Zu den wichtigsten unserer heutigen hohen Lebenserwartung zugrunde liegenden Faktoren zählen verbesserte Hygienemaßnahmen, eine genügende und gesündere Ernährung, Fortschritte im Gesundheitswesen, Verbesserung der wirtschaftlichen Verhältnisse im Einzelnen wie im Ganzen, sowie ein gestiegener Bildungsstand und damit ein verbessertes Gesundheitsbewusstsein. Auf einen Nenner gebracht kann man sagen, dass günstige materielle Lebensbedingungen die Voraussetzung für gute Gesundheit und damit ein langes Leben sind.

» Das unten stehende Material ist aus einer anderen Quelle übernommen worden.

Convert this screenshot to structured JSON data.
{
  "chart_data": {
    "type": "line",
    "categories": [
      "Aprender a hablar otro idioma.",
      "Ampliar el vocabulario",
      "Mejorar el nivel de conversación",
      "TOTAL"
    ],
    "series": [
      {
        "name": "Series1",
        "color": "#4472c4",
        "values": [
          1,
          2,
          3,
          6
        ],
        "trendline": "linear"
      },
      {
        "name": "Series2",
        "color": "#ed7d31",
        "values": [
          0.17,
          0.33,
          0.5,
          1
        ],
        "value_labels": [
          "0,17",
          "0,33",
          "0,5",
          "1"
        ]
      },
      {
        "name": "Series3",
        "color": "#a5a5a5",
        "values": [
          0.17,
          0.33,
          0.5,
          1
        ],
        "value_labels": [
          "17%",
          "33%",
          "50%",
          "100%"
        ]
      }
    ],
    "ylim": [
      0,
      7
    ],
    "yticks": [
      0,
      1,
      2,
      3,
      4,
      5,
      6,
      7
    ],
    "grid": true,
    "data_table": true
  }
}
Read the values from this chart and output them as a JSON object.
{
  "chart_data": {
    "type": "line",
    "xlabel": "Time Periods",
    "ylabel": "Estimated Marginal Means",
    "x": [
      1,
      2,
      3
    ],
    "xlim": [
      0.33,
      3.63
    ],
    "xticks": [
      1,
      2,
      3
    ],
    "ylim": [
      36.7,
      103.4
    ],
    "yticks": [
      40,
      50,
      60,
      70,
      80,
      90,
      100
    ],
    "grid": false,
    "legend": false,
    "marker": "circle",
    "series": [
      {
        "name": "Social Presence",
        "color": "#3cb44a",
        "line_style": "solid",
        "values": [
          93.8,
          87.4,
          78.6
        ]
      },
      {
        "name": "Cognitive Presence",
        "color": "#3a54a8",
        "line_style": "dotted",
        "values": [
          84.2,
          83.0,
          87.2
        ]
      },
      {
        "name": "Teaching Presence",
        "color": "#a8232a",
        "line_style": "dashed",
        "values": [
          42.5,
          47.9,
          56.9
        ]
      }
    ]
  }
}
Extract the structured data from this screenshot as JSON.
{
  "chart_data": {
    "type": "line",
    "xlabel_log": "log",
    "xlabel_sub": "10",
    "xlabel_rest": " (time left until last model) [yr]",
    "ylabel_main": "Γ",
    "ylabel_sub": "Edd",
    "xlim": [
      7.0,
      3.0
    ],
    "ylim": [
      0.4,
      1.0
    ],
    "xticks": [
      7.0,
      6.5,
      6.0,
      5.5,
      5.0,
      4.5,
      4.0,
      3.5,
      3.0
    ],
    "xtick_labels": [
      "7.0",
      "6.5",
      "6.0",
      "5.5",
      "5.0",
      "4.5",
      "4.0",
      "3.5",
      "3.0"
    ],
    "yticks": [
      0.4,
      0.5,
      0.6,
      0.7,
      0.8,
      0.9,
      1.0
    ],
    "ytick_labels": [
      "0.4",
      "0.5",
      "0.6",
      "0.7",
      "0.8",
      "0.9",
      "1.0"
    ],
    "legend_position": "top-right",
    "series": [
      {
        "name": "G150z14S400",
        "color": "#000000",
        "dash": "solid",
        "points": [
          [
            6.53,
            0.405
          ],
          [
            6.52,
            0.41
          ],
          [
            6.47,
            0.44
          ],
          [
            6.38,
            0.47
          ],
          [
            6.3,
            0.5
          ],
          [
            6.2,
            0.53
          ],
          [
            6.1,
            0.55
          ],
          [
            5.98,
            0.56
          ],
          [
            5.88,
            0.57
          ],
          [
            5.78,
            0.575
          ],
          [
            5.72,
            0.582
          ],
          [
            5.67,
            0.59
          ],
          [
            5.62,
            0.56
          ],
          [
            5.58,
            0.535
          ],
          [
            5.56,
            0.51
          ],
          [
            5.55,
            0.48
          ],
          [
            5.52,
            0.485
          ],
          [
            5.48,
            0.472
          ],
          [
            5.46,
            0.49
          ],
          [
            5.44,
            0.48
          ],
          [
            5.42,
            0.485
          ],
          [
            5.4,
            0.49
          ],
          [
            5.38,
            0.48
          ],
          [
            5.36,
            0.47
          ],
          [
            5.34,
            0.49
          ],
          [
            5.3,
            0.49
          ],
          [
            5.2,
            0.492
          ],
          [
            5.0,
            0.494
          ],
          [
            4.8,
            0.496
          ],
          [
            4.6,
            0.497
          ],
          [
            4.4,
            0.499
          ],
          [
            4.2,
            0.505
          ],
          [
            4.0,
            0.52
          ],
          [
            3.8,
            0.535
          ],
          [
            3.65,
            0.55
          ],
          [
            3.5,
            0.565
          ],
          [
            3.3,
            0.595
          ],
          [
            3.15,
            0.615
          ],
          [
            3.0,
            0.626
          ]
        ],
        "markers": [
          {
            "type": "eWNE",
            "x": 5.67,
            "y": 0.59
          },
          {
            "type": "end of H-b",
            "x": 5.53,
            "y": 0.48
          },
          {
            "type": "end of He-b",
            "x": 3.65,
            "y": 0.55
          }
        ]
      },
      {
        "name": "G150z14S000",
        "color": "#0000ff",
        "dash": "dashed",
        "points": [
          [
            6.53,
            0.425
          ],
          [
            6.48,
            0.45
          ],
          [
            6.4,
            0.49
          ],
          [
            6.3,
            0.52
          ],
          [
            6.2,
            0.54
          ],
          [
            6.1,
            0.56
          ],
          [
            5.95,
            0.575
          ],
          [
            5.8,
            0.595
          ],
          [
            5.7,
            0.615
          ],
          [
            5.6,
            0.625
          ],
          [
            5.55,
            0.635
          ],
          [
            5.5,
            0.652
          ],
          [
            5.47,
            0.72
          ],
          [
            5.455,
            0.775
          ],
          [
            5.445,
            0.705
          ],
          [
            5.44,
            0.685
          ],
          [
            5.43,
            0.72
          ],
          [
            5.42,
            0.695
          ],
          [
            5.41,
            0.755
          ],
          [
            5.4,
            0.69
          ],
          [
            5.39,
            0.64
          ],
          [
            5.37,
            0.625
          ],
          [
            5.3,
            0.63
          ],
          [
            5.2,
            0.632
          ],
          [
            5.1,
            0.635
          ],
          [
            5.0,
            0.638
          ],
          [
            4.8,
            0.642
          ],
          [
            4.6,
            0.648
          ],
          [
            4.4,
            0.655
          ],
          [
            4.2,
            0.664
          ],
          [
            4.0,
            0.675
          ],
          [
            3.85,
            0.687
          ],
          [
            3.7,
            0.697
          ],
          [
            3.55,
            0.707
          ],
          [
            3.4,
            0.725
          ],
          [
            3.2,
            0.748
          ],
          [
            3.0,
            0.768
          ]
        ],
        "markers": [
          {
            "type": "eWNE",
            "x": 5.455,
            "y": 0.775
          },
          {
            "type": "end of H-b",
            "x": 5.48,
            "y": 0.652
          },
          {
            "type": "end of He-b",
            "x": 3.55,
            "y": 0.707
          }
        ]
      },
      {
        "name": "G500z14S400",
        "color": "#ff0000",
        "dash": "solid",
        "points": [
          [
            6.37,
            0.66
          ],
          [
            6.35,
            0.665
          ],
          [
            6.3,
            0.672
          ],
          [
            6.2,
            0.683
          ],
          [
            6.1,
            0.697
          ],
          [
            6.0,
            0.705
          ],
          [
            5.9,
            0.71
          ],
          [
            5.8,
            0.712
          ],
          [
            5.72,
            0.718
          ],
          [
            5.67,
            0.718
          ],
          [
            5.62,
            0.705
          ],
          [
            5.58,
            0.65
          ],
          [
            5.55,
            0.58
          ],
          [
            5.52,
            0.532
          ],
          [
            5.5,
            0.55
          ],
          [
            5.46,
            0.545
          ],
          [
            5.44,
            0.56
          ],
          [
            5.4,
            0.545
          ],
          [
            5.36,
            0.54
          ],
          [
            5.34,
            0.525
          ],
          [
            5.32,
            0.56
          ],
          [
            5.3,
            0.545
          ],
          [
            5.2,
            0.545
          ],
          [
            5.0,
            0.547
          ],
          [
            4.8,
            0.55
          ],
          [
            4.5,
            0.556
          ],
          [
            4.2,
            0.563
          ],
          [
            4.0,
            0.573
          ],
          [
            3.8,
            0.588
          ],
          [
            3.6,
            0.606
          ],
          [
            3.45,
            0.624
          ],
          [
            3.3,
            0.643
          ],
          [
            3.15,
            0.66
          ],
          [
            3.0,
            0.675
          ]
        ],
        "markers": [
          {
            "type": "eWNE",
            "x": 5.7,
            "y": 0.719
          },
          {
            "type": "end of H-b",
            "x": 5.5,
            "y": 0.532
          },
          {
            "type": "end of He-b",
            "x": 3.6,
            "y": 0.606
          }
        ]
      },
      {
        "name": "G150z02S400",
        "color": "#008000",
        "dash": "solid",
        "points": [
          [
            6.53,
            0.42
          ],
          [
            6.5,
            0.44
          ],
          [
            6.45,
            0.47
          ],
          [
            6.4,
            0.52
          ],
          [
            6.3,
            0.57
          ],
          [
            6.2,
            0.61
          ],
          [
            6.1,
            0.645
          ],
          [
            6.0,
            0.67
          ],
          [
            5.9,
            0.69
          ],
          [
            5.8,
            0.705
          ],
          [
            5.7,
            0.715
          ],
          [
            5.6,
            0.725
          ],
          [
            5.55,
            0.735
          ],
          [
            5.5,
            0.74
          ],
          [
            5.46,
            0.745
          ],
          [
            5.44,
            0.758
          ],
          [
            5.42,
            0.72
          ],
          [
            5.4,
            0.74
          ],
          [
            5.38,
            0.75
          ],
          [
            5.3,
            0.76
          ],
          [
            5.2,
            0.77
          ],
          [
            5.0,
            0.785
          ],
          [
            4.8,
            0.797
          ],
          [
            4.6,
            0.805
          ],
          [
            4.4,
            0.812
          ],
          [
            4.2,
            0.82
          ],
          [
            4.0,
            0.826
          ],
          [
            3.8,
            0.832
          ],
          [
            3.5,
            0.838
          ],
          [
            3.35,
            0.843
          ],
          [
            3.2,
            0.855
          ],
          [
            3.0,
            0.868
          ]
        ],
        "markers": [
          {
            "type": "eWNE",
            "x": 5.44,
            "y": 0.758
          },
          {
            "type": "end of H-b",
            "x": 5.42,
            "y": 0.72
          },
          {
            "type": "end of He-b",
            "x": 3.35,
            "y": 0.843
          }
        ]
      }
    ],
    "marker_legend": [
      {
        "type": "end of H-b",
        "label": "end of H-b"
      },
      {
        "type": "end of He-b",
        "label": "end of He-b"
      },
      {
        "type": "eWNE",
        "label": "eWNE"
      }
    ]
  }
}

Es ist anzunehmen, dass auch in Zukunft bei der allgemeinen Lebenserwartung dieselben Einflüsse wirksam werden wie bisher, doch besteht in den Industriestaaten der Eindruck, dass persönliches Verhalten in Bezug auf Ernährung, Genussmittel und Bewegung sogar noch wichtiger sein wird als Nahrungsbeschaffung und Gefahrenkontrolle.

Ehe wir also lange darauf warten, dass sich dies ändert, sollten wir uns einfach die Erkenntnis zu eigen machen, dass Gesundheit weitgehend in unserer eigenen Hand liegt und Prävention (auch in ökonomischer Hinsicht) die wichtigste Konsequenz für die Zukunft ist.


 

Klaus Heilmann


Prof. Dr. med. Klaus Heilmann beschäftigt sich schwerpunktmäßig mit Risikoforschung, Krisenmanagement und Technikkommunikation. In der DAZ-Rubrik "Außenansicht" greift Heilmann Themen aus Pharmazie, Medizin und Gesellschaft aus Sicht eines Nicht-Pharmazeuten vor dem Hintergrund seiner Erfahrungen auf.